Carlos Fonseca avisa também que este problema alimentar não se restringe aos abutres.

"Há aqui uma suspeita que também a comunidade de aves predadoras, como as águias, possa ser afetada. Se bem que a população de águias, em conformidade com a de abutres, tem vindo a recuperar no nosso país.

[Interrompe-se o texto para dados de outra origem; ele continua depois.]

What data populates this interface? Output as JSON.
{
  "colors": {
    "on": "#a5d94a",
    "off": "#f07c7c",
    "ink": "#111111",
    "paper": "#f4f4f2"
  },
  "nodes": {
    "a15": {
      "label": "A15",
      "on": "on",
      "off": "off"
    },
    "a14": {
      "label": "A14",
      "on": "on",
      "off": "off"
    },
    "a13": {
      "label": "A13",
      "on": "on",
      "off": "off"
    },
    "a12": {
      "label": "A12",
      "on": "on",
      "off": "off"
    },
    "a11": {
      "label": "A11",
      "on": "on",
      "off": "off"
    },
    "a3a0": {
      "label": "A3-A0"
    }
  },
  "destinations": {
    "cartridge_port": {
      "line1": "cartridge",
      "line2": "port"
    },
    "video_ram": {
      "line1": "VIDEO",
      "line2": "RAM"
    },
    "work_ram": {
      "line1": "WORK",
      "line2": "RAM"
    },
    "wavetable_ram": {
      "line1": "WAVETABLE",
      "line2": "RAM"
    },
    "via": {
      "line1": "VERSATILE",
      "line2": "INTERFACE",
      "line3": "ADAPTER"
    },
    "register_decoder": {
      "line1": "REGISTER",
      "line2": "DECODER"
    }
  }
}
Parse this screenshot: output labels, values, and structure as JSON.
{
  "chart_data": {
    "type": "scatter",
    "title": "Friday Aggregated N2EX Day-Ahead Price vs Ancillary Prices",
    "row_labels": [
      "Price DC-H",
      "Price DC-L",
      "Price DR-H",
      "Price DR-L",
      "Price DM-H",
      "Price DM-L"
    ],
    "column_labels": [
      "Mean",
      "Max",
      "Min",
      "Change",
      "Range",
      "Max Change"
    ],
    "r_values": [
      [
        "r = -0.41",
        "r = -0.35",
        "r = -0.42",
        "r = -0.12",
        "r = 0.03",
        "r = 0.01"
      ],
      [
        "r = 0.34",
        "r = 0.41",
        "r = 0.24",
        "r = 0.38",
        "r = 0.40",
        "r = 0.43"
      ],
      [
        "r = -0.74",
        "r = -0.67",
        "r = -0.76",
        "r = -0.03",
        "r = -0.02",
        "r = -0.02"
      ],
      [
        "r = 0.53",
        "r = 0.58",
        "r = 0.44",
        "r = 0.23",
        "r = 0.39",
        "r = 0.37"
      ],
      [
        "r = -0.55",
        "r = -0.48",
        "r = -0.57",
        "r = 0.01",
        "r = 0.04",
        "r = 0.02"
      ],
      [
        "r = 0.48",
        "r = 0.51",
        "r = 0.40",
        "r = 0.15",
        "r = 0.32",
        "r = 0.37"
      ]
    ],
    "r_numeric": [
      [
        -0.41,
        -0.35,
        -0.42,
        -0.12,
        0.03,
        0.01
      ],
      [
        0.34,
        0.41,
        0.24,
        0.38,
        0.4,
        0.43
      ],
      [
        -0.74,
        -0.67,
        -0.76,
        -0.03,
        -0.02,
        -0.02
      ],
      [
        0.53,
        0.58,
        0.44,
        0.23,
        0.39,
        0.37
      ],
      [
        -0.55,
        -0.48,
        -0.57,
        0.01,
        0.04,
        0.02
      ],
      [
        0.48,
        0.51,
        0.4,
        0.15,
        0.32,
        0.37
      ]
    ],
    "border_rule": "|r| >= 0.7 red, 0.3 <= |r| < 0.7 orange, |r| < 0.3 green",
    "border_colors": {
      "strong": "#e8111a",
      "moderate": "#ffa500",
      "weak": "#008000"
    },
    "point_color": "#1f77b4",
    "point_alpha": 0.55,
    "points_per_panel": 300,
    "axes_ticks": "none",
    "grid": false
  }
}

Falo nomeadamente da águia pesqueira, da águia-real e outras que até há bem pouco tempo nem existiam e que, devido à influência dos nossos vizinhos espanhóis, retornaram ao seu habitat natural em solo português".

Investigação internacional no terreno
Com financiamento da norte-americana Morris Animal Foundation, uma organização sem fins lucrativos que investe em investigação para promover a saúde animal, incluindo a fauna selvagem, uma equipa de investigadores da UA, equipas espanholas Universidade Autónoma de Barcelona (coordenadora geral do projeto), do Instituto de Investigação em Recursos Cinegéticos e da Universidade de Lleida, assim como do Raptor Center da Universidade de Minnesota (EUA), estão a estudar a exposição das aves necrófagas ao diclofenaco e a outros fármacos anti-inflamatórios na Península Ibérica.

O objetivo é mostrar que o mesmo diclofenaco que, na década de 90, causou o desaparecimento de 99 por cento dos abutres no sul da Ásia, devido ao consumo dos cadáveres de gado tratado com o medicamento, pode acarretar semelhante cenário para Portugal e Espanha.

"Os resultados que se obtenham a partir deste projeto", aponta Carlos Fonseca, "proporcionarão informação chave às autoridades veterinárias que regulam o uso destes fármacos, que já estão proibidos em vários países asiáticos desde 2006, e informarão para um futuro processo de tomada de decisões".

Os cientistas e ambientalistas esperam que entretanto "a utilização do melhor conhecimento científico existente e o respeito pelo princípio da precaução impeçam a autorização do diclofenaco no nosso país, evitando o consumar de um risco real, iminente e crítico para a conservação das aves necrófagas em Portugal".

Além da UA, o esforço para travar o anti-inflamatório envolve a Liga para a Proteção da Natureza (LPN), a Associação Transumância e Natureza (ATN), a Quercus, o Centro de Recuperação e Investigação de Animais Selvagens da Ria Formosa (RIAS), o Centro de Ecologia, Recuperação e Vigilância de Animais (CERVAS) e o Hospital Veterinário da Universidade de Trás-os-Montes e Alto Douro.